If you haven't carved a pumpkin yet this fall season, there's still time. Get your carving on at Helix Lounge's Eighth Annual Pumpkin Carving Contest. All you'll need to bring are your friends and your creativity because cash prizes will be offered for the Most Ghoulish Gourd as well as the Most Political Pumpkin in honor of the upcoming elections. There will be 30 prescooped pumpkins available, all equipped with carving tools. And as you're carving the president's portrait, sip a pumpkin martini or a Starr Hill Porter. Your pumpkin masterpiece could be displayed at the lounge on Halloween night!
Stop by Helix Lounge (1430 Rhode Island Ave. NW) any time between 6 and 9 p.m., although we suggest you get there early to snag a pumpkin.
When you're finished meandering through the Hebraic exhibit at the Library of Congress, grab a quick bite to eat and then head over to another fascinating cultural exhibit at the Art Museum of the Americas (201 18th St. NW). The museum has teamed up with Washington Project for the Arts and New York-based curator Raquel de Anda for a cutting-edge exhibition titled The Ripple Effect: Currents of Socially Engaged Art. Local artists have joined together with artists from Latin America to bring us a presentation focused on hot-button topics like environmentalism and social justice.
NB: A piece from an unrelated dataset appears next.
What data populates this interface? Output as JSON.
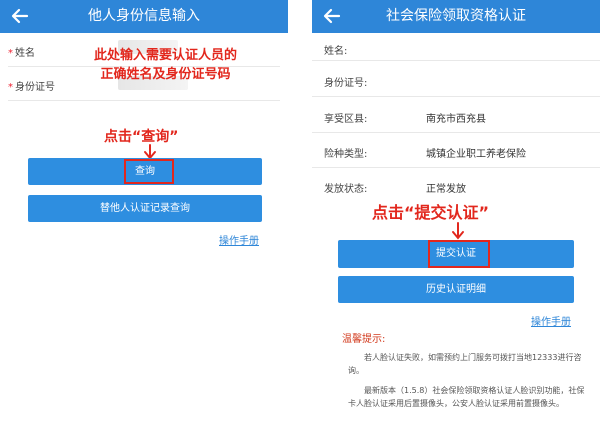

Coupled with the exhibit will be a slew of public programs that include a kite-making workshop, a tree planting class, an exploratory walk through the city and more.
The opening reception starts at 6 p.m. Thursday, and the exhibit will be on display through mid-January.
If you're interested in Hebrew studies, then you'll find the Library of Congress' newest exhibition fascinating. Head on over to the Thomas Jefferson Building (10 First St. SE) to view the world's greatest and most extensive of Hebraic materials with an all-new exhibition titled Words Like Sapphires: 100 Years of Hebraica at the Library of Congress, 1912-2012. The exhibit features an impressive number of items dating all the way back to the seventh century, including items from 15 countries in nine different languages.
The exhibit will be open starting Thursday through March 16. Stop by anytime between 8:30 a.m. and 4:30 p.m. Monday through Saturday. To celebrate the premiere, Emile Schrijver, a curator for the Jewish special collection at the University of Amsterdam, will be giving a lecture at noon.